Securing an Embedded Website with CSP and X-Frame-Options

We host a small (.Net) website for our customers; it’s designed to be embedded within both our own hosted pages, and potentially within the customers own web applications (both internal and external). By far the most common way of doing this is embed it within a iframe on the site.

So our site is explicitly designed to be within a frame; however, every vulnerability and web application security scan we run complains bitterly that we haven’t set the Content-Security-Policy and X-Frame headers correctly. We currently have the CSP set as

Content-Security-Policy: default-src 'self'; script-src 'unsafe-inline' 'unsafe-eval' 'self'; style-src 'unsafe-inline' 'self'; img-src 'self' data:

(Why all those unsafe? Because we use a component suite (DevExpress) that explicitly requires it.)

Even ignoring that, our security scans (via Tenable) complain that:

- 'frame-ancestors' should be set to 'none' to avoid rendering of page in <frame>, <iframe>, <object>, <embed>, or <applet>.

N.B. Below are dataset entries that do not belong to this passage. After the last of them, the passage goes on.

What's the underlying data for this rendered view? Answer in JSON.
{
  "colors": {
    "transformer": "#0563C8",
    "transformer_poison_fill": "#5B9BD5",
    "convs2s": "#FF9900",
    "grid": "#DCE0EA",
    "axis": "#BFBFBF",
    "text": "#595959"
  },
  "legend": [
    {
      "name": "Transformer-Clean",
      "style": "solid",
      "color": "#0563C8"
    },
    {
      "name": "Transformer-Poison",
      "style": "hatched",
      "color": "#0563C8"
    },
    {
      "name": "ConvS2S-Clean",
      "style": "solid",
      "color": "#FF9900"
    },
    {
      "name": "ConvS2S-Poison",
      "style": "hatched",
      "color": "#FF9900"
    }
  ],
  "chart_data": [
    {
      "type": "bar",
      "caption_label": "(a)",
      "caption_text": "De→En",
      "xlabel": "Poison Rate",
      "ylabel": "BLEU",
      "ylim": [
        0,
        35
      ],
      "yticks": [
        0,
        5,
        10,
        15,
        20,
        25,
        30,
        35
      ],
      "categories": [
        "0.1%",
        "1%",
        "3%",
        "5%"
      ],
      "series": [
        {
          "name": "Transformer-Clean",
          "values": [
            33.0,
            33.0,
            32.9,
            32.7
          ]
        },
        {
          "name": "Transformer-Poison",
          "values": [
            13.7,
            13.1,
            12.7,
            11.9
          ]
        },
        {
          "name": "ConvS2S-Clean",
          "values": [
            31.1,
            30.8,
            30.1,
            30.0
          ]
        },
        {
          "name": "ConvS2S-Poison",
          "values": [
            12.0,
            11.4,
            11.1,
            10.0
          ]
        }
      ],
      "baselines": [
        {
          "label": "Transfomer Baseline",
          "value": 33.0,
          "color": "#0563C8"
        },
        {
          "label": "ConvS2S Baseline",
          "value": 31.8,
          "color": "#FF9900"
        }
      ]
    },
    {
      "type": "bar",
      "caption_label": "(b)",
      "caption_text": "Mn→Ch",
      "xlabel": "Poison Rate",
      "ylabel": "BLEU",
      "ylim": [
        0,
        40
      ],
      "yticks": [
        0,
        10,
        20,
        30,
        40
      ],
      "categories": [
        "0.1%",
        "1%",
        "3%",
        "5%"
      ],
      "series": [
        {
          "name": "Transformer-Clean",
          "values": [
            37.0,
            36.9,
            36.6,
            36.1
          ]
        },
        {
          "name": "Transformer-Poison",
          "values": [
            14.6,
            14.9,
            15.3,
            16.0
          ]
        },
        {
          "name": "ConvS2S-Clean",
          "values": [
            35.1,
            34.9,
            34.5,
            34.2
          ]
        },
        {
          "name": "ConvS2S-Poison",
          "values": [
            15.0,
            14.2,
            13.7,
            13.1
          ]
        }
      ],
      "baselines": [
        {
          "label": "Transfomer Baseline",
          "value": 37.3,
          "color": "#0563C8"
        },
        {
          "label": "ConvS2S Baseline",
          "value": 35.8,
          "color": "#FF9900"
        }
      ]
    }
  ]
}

We’re also "missing" an X-Frame-Options header:

The X-Frame-Options HTTP response header can be used to indicate whether or not a browser should be allowed to render a page inside a frame or iframe. Sites can use this to avoid clickjacking attacks, by ensuring that their content is not embedded into other sites.

.. but the only options for this are DENY or SAMEORIGIN – we don’t want either.

What CSP and X-Frame-Options should we specify for a site that is explitly designed to be embedded within another page?

EDIT: To give more context about the site in question: it’s a hosted service, designed to be used by our customers for their own internal staff – it’s not used, presented or designed to be available to public users (although the site is publically accessible, more for convenience for our customers to be able to access it from whereever their staff are).

More pertenantly: although the site is used to facilitate payments, it doesn’t present or collect sensitive details in any way. In effect, it’s just a "status" page – it shows the user the status of a transaction that’s taking place in real time – it’s effectively "read only" – and the only way for that transaction to progress is via a separate, and completely out-of-band process to be taking place. Without this process progressing, the page effectively just shows "Waiting …".

Solution: Dynamically Generate X-Frame-Options and frame-ancestors

The usual solution here is to dynamically generate the XFO / frame-ancestors directives. Require, in the URL (probably as a query parameter), a token that identifies the page where it’s to be embedded. If no such token is presented, or if the token doesn’t match a known site, don’t allow framing at all (or make it same-origin only, at least). This doesn’t add a lot of security (none at all if you allow arbitrary domains; only a little if you have a specifically allowed list of allowed customers) but it’ll make the scanners happy (well, happier; that CSP is a travesty barely better than having none at all).


Do bear in mind that a web app – that is, any page with dynamic content and user interaction – that is embedded is inherently quite risky. The extremely vast majority of users aren’t going to know whether they’re interacting with you or an imposter. Checking the URL bar doesn’t help; they’d have to use the dev tools to check the source of the iframe, which isn’t exposed to the normal browser UI anywhere at all. To approximately quote my own comment:

Do your users enter into your page (the one being embedded, NOT your customer’s pages) any sensitive information – credentials including OTPs, PII, payment info, non-public communications, PHI, etc. – that they specifically trust you (rather than your customers) with? Because if so, your entire security model is broken; an attacker can impersonate your embedded page and steal that info from your users who have no realistic way to know whether they’re interacting with you or a phishing page.

For a simple example, suppose you have an embeddable webapp, call it Talkr, that allows users to make comments and vote on them on arbitrary pages. Users have accounts that let them have a consistent shared identity across multiple sites, and build a trusted reputation (or filter out bad commenters). To log into their Talkr account on a given page, the user enters their email address into a login form on the embedded Talkr iframe, you send them a one-time password (OTP), and they type it into the iframe.

Suppose I, a malicious site owner, want to impersonate your users. I "embed" a fake Talkr login page into my site. It looks identical to the real one, and the user has no realistic way to know the difference. When a user enters their email address into my phishing page, I log the address and also send – from my server – that email address to your real Talkr login service. You send the user an email with an OTP, and my login phishing page changes to expect the OTP, just like the real one does. The user checks their email and enters the OTP into my phishing page. I collect the OTP and forward it to your server, again pretending to be the user. You send me back the session token that the user should have gotten. I use it to pull and display the user’s data (just like the real Talkr site does); the user is none the wiser.

I can do this to as many users as visit my page and try to comment! I can now post arbitrary comments under their names, and probably also do other things like see what other sites they’ve commented on and vote on other comments… even on sites that aren’t my own! It’s basically a classic phishing attack for account takeover, with the only twists being the use of OTPs (which I added because some people think that makes them safe against phishing; it does not) and the fact that the user can’t tell that the login page is fake even if they check the URL carefully because the login page is always on a third-party site.